What an exquisite study in patience, persistence, and wonderful detail. Thanks for sharing.


----------



## vikingcape (Jan 3, 2013)

That is amazing dedication and detail. Thanks for sharing this


----------



## Kentuk55 (Sep 21, 2010)

Krazy Kool!!


----------



## Tooch (Apr 6, 2013)

couldn't help but notice Jeffro's sculpture of the horse at the bottom of the page. pretty cool to see a fellow LJ on a page like that


----------



## redryder (Nov 28, 2009)

I spent over an hour on the web site.
Lots of great photos and topics….................


----------



## a1Jim (Aug 9, 2008)

Wonderful and amazing what a talent.


----------



## mojapitt (Dec 31, 2011)

Truly incredible work


----------



## Bluepine38 (Dec 14, 2009)

Looking at the detail and precision of the carving, I can only wonder what Zheng's thoughts were when he
finally finished.

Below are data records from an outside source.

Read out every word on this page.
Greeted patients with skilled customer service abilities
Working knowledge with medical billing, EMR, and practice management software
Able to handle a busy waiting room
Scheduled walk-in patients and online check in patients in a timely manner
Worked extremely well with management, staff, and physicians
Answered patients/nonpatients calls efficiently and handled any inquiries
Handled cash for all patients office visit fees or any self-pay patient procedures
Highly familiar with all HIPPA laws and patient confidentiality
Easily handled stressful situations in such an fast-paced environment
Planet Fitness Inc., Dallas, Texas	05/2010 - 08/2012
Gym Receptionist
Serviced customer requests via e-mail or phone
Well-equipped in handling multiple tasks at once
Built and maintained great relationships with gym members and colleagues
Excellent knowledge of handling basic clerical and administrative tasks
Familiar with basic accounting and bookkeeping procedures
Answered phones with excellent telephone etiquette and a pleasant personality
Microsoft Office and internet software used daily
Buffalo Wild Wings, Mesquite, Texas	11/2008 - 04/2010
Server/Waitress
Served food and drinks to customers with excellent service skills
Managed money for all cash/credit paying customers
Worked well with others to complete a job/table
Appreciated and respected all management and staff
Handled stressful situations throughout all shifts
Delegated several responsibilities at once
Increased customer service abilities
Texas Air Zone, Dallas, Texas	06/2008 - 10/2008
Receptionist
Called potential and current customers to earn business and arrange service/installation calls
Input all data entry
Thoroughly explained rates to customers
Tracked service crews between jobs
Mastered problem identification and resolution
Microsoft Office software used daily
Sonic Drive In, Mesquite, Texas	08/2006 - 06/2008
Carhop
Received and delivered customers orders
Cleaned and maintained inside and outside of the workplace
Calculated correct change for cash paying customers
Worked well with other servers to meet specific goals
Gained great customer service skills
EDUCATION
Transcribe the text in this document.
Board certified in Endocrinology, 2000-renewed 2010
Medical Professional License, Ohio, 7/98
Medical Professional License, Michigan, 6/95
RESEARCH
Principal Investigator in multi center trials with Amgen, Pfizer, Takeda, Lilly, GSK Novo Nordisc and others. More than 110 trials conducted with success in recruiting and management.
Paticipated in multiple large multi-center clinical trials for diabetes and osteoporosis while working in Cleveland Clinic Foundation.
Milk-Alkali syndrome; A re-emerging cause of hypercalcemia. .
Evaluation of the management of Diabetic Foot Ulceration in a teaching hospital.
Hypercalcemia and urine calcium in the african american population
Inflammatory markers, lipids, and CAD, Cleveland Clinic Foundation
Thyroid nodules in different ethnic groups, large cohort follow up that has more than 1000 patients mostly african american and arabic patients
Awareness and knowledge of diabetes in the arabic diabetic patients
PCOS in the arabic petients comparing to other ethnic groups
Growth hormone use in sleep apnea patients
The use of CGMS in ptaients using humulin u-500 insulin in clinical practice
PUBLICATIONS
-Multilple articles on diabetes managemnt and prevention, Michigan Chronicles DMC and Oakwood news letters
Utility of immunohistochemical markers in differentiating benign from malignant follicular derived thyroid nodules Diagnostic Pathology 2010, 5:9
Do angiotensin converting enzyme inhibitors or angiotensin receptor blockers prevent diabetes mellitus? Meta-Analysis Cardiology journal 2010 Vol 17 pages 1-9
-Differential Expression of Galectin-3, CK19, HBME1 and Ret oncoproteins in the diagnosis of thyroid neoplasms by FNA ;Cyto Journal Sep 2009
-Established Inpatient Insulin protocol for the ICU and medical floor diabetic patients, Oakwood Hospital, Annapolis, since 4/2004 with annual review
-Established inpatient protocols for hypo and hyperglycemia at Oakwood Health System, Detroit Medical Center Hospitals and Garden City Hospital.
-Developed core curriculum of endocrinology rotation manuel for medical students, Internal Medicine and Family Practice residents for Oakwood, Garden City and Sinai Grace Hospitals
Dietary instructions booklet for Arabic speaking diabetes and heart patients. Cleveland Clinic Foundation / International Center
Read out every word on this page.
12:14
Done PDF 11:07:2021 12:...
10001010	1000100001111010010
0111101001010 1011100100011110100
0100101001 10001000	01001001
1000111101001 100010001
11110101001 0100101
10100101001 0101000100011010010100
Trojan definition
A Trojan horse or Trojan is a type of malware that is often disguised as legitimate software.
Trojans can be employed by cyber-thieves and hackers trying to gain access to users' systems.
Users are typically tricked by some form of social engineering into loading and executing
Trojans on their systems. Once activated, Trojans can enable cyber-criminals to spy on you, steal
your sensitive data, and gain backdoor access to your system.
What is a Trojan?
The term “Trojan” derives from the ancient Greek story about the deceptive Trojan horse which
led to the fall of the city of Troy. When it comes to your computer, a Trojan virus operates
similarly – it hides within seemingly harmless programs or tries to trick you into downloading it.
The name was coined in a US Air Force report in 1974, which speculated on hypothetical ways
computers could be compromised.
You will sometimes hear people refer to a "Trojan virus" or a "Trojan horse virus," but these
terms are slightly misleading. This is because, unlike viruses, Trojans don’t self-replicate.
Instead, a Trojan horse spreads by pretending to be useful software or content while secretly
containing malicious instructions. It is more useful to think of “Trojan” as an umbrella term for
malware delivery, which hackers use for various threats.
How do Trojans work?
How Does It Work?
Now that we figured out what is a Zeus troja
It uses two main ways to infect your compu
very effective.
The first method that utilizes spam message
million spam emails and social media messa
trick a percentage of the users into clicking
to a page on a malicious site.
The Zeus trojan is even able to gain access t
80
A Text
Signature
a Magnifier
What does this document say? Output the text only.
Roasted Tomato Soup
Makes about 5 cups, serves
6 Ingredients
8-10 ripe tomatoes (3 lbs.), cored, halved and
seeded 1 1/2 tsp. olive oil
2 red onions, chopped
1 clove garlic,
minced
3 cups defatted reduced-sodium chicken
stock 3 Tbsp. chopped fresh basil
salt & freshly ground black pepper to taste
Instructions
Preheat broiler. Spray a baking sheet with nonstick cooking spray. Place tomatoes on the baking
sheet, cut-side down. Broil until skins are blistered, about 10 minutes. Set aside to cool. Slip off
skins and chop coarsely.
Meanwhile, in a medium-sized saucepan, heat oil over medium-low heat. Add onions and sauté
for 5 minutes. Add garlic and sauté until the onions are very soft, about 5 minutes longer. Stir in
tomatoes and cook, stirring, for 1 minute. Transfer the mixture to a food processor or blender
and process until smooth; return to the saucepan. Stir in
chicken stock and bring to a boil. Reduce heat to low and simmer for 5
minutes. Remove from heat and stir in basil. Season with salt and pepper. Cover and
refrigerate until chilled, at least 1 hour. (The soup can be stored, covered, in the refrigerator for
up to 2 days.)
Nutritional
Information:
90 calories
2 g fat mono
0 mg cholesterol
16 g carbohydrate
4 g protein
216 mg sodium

Thank you for sharing.


----------



## alohafromberkeley (Oct 26, 2011)

The scroll that was his "blueprint" is a National Treasure in China. To take it from 2 dimensional to three is just as amazing as the original scroll itself. BTW, does anyone know what tools he used? Hand or power or combination? There is a screen behind the work that probably is a video of the Zheng at work, but it's too small to see clearly.


----------



## wabbiter (Jan 9, 2014)

now thats what i call carving, i wonder how long it took hm….......mack


----------



## helluvawreck (Jul 21, 2010)

That is absolutely amazing. I don't see how he had the patience.

helluvawreck aka Charles
http://woodworkingexpo.wordpress.com


----------



## loddie (Jan 9, 2014)

Hopefully his skills will be passed onto future generations.


----------



## UncannyValleyWoods (Apr 18, 2013)

Actually, a single word can sum that up…. Drugs.


----------



## tierraverde (Dec 1, 2009)

wabbiter

4 years.


----------



## 49er (Jan 3, 2014)

I bet after so many days of carving, do ya think he suffers from repetitive stress syndrone. 
I would have guessed 24years of work not four.


----------



## lanwater (May 14, 2010)

Wooow! that is incredible.

Great post.


----------